Schlauchtüllen und 16/10 Schlauch sind eh die bessere/einfacher  zu handhabende Wahl.


----------



## Hektor123 (27. August 2009)

*AW: Neue Artikel von Alphacool !*

Habe ich auch vor jetzt, von daher nicht ganz so schlimm für mich, allerdings ist die Schlauchauswahl für 16/10 nicht so groß?! Weißt du ob es einen ähnlichen zu diesem Feser gibt? 
Feser Tube - Light Blue UV 13/10mm - A-C-Shop
Dieses Light blue sollte besser zum blauen Sleeve passen als die dunkelblauen Schläuche.


----------



## Dietz (11. September 2009)

Heyho.

Darf ich vorstellen: 

*Alphacool HF 14 Yellowstone "Spirit"*



			Dieser Inhalt steht nur eingeloggten Mitgliedern zur Verfügung.
        


Unseren bekannten Yellowstone Kühler gibt es jetzt mit überarbeiteter Bodenplatte in der "Spirit" Edition. 
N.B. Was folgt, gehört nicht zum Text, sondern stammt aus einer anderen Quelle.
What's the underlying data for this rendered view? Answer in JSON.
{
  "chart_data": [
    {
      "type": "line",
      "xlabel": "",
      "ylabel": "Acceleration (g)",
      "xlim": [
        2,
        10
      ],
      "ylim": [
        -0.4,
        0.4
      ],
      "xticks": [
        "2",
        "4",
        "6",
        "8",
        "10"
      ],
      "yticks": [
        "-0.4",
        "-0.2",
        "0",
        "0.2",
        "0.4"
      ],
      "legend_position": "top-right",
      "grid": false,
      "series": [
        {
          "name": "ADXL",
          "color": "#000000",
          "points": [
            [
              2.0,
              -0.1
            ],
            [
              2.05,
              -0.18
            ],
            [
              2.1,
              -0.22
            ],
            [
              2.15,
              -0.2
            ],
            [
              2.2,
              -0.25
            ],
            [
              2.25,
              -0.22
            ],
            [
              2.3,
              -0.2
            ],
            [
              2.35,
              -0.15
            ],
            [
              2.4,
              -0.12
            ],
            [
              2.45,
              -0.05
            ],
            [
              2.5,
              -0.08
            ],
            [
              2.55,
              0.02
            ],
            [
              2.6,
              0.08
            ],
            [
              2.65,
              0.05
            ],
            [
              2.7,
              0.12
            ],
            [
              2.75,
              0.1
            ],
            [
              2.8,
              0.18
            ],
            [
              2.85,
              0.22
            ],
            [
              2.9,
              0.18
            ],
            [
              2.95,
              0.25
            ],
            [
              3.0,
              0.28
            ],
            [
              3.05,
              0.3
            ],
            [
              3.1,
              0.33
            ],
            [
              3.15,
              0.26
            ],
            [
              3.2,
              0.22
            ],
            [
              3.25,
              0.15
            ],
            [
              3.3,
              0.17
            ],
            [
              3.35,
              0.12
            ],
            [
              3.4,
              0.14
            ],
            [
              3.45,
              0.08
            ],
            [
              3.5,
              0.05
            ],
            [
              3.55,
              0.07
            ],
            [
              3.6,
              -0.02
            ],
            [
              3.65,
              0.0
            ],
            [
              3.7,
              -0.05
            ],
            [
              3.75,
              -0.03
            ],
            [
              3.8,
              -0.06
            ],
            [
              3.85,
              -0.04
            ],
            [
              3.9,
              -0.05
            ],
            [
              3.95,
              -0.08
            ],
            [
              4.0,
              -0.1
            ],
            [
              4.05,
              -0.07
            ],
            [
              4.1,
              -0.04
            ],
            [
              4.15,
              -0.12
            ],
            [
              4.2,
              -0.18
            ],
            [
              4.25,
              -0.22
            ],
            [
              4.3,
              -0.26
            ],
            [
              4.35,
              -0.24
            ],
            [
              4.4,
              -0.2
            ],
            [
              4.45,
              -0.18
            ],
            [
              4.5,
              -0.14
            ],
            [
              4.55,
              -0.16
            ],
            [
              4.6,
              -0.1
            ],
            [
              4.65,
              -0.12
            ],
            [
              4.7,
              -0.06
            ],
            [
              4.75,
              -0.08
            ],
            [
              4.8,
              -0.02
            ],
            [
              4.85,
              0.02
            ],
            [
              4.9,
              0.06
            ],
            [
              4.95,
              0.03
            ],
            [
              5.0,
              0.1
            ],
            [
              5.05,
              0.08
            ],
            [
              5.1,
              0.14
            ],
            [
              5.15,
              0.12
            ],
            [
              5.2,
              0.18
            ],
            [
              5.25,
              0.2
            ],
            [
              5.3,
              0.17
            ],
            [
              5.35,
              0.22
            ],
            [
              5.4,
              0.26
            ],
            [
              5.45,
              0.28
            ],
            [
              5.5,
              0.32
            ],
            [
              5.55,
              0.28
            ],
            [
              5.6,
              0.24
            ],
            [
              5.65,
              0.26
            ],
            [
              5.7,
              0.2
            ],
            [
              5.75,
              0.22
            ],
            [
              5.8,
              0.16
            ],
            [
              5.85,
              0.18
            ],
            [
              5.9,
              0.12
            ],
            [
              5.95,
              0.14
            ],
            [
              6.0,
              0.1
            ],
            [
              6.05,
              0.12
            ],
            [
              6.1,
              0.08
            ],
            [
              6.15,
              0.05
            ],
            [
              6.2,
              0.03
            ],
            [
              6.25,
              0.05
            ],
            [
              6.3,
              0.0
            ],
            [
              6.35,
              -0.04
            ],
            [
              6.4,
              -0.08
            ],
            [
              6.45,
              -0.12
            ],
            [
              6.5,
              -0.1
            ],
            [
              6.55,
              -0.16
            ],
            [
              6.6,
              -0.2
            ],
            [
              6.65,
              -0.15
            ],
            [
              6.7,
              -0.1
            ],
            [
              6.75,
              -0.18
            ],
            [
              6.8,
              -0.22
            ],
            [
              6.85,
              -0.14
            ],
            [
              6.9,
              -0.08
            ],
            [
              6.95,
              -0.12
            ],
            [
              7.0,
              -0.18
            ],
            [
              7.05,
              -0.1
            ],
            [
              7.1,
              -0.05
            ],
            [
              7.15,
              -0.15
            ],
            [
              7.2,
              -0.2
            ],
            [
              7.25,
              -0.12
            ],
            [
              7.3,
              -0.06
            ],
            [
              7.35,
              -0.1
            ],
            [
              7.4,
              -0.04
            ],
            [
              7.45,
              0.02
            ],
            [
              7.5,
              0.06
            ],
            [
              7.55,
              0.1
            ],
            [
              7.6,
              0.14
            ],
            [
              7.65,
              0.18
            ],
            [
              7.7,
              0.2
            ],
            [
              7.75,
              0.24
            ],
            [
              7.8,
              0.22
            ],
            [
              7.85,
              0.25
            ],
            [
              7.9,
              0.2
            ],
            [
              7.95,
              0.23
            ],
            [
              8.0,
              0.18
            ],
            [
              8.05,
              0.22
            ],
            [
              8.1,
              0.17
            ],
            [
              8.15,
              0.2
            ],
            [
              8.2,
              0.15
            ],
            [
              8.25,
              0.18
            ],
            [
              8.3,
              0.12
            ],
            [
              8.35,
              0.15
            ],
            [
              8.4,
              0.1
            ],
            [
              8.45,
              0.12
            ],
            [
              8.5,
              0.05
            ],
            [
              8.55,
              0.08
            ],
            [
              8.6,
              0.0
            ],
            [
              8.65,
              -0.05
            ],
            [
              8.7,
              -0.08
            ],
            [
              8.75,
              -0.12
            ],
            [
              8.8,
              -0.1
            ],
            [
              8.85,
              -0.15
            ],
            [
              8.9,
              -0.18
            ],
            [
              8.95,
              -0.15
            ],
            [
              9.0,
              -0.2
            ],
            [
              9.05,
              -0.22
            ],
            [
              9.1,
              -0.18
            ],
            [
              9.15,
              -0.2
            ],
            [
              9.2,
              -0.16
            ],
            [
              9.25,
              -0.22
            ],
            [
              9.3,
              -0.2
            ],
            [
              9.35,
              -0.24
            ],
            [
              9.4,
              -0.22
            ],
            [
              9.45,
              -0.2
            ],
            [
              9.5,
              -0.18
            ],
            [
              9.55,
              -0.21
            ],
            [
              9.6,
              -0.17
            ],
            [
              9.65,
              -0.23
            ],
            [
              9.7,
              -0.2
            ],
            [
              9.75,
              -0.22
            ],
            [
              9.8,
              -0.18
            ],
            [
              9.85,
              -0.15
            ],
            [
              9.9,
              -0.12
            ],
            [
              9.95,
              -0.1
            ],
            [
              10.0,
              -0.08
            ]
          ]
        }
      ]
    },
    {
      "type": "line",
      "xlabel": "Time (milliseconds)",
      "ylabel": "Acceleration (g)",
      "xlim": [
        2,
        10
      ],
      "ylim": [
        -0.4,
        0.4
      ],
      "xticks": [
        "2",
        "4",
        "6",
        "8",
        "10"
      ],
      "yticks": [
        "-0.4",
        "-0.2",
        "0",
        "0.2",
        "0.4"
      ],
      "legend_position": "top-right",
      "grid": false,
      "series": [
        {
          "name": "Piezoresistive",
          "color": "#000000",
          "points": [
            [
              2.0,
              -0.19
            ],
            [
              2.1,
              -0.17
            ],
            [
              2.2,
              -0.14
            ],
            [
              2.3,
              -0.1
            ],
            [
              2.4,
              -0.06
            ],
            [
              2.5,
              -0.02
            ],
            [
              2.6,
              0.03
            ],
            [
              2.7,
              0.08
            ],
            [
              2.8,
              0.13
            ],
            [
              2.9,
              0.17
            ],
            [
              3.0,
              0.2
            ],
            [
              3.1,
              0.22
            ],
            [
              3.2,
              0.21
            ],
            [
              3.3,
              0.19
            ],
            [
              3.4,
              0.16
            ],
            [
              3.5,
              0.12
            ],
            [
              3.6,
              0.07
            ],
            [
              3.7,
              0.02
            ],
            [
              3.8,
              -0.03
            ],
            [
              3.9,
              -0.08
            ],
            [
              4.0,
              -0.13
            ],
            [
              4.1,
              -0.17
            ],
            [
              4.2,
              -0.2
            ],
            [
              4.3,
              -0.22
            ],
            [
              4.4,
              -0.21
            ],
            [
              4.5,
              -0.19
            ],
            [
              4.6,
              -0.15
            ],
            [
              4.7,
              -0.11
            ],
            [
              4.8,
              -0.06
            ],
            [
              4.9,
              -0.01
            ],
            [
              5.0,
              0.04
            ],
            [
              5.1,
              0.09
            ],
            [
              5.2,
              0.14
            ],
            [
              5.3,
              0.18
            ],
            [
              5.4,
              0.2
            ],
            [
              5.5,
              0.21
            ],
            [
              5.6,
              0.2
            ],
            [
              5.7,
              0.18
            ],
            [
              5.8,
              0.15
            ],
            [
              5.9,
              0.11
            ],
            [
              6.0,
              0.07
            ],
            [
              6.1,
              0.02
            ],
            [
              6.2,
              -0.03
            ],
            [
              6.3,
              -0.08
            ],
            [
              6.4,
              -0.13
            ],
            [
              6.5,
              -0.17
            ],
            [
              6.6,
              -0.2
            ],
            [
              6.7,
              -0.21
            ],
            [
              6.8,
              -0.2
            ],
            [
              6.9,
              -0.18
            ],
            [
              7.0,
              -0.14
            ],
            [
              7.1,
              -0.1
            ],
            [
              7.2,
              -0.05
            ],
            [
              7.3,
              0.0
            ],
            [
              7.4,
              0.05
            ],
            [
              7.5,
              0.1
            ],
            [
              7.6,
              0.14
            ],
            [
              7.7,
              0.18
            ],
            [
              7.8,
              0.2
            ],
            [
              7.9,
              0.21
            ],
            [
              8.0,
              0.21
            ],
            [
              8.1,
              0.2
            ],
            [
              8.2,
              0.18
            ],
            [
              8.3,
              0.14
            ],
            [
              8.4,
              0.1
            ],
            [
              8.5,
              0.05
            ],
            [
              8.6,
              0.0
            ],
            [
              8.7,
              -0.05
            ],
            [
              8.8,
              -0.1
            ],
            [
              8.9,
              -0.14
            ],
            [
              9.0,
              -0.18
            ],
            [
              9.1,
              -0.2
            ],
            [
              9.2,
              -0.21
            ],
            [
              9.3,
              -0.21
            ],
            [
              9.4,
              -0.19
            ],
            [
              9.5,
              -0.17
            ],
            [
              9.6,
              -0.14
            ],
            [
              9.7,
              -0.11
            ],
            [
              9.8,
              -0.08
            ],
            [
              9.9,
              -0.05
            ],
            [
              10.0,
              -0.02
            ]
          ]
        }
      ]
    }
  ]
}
Die Kontaktfläche direkt über dem CPU Kern ist gegenüber der restlichen Bodenfläche minimal erhöht worden,  so wird der gesamte Anpressdruck hier konzentriert und der optimale Kontakt zu CPU sorg somit für einen  besseren vertikalen Wärmeübergang zum Kühler. Ungleichmäßigkeiten des Heatspreaders werden hierdurch 
ebenfalls ausgeglichen. (Wenn der Rand des Heatspreaders höher ist als die Mitte)  Zur weiteren Verbessrung des  Kontakts zur CPU und des  Anpressdruckes liegen den Kühlern nun Federn bei  die 60 Prozent mehr  Federspannung aufbauen als in der vorherigen Version, um maximalen Anpressdruck zu  gewährleisten.

Die Restbodenstärke wurde ebenfalls optimiert und natürlich erscheint die Bodenplatte im vom Alphacool  gewohnten auf hochglanz poliertem Outfit.

Soweit erstmal wieder von mir!

Greetz
Dietz


----------



## ruyven_macaran (12. September 2009)

Wenn die Neuerung der Boden ist, dann wollen wir hier kein Bild der Oberseite  
Gebt ihr eigentlich einen Maßstab, anhand dessen man den Anpressdruck abschätzen kann, an?
Mainboards halten zwar viel aus, aber seitdem mir ein Northbridgekühler zweimal Halteösen rausgerissen hat, bin ich bei sowas ein bißchen misstrauisch 


P.S. als Tipp:
Die Zeilenlänge solltest du dem Forum überlassen. Auf 1024er Bildschirmbreite rutschen die letzten 1-2 Worte jeder Zeile in neue Zeile - die dann aber nur diese enthält, weil ein manueller Zeilenumbruch folgt.


----------



## Dietz (12. September 2009)

Also als Maßstab sagen wir eigentlich immer, wenn noch eine Blatt Papier zwischen die Federwindungen passt (ohne zu klemmen) ist es genug. 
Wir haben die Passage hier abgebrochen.